Always the TV producer, the former ‘The Apprentice’ boss never lets his team forget that he has the power at any time to tell them, “You’re fired.”
“Each one of these people spoke,” Trump said as the extended session drew to a close. “If I thought one of them did badly, I would call that person out.”
The cardboard characters around the table stiffened. Had they groveled enough?
Trump even reminded Witkoff that there are no mulligans in politics and he needed to see results. “You’ve told me that a few times,” he said of his envoy’s insistence that he was the right man to end Russia’s war with Ukraine.
“Unless he was saying it just to build up my ego,” added Trump. “But it’s not really. I have no ego when it comes to this stuff.”
If any of his Cabinet members were hungry, thirsty, or needed the bathroom, nobody was saying. They listened intently as their leader droned on, repeating his theories on crime and punishment and how lucky we all were to have him in charge.

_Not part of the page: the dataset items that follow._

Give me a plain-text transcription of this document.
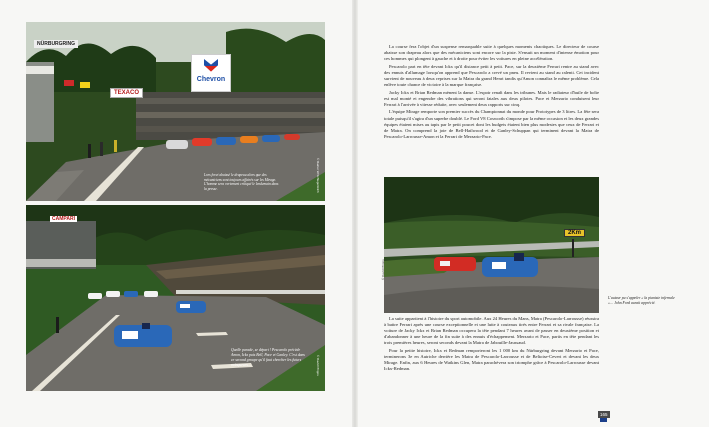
NÜRBURGRING
Chevron
TEXACO
Lors fovet abaissé le drapeau alors que des mécaniciens sont toujours affairés sur les Mirage. L'homme sera vertement critiqué le lendemain dans la presse.	© Rainer W.Schlegelmilch
CAMPARI
Quelle parade, se départ ! Pescarolo précède Amon, Ickx puis Bell, Pace et Ganley. C'est dans ce second groupe qu'il faut chercher les futurs vainqueurs…	© David Phipps

La course fera l'objet d'un suspense remarquable suite à quelques moments chaotiques. Le directeur de course abaisse son drapeau alors que des mécaniciens sont encore sur la piste. S'ensuit un moment d'intense émotion pour ces hommes qui plongent à gauche et à droite pour éviter les voitures en pleine accélération.

Pescarolo part en tête devant Ickx qu'il distance petit à petit. Pace, sur la deuxième Ferrari rentre au stand avec des ennuis d'allumage lorsqu'on apprend que Pescarolo a crevé un pneu. Il revient au stand au ralenti. Cet incident survient de nouveau à deux reprises sur la Matra du grand Henri tandis qu'Amon connaîtra le même problème. Cela enlève toute chance de victoire à la marque française.

Jacky Ickx et Brian Redman mènent la danse. L'espoir renaît dans les tribunes. Mais le radiateur d'huile de boîte est mal monté et engendre des vibrations qui seront fatales aux deux pilotes. Pace et Merzario conduisent leur Ferrari à l'arrivée à vitesse réduite, avec seulement deux rapports sur cinq.

L'équipe Mirage remporte son premier succès du Championnat du monde pour Prototypes de 3 litres. La fête sera totale puisqu'il s'agira d'un superbe doublé. Le Ford V8 Cosworth s'impose par la même occasion et les deux grandes équipes étaient mises au tapis par le petit poucet dont les budgets étaient bien plus modestes que ceux de Ferrari et de Matra. On comprend la joie de Bell-Hailwood et de Ganley-Schuppan qui terminent devant la Matra de Pescarolo-Larrousse-Amon et la Ferrari de Merzario-Pace.

2Km
© David Phipps
L'auteur pu s'appeler « la pianiste infernale »… John Ford aurait apprécié.

La suite appartient à l'histoire du sport automobile. Aux 24 Heures du Mans, Matra (Pescarolo-Larrousse) réussira à battre Ferrari après une course exceptionnelle et une lutte à couteaux tirés entre Ferrari et sa rivale française. La voiture de Jacky Ickx et Brian Redman occupera la tête pendant 7 heures avant de passer en deuxième position et d'abandonner à une heure de la fin suite à des ennuis d'échappement. Merzario et Pace, partis en tête pendant les trois premières heures, seront seconds devant la Matra de Jabouille-Jaussaud.

Pour la petite histoire, Ickx et Redman remporteront les 1 000 km du Nürburgring devant Merzario et Pace, terminerons 3e en Autriche derrière les Matra de Pescarolo-Larrousse et de Beltoise-Cevert et devant les deux Mirage. Enfin, aux 6 Heures de Watkins Glen, Matra parachèvera son triomphe grâce à Pescarolo-Larrousse devant Ickx-Redman.

165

Perhaps some of them have read the postscript to Solzhenitsyn’s story.
Later, on the night of the 11-minute applause in Stalin’s Soviet Union, the factory director was arrested. The secret police had been monitoring the audience to identify any independent individuals. He was imprisoned for 10 years.
And as he was being led away, he was told: “Don’t ever be the first to stop applauding!”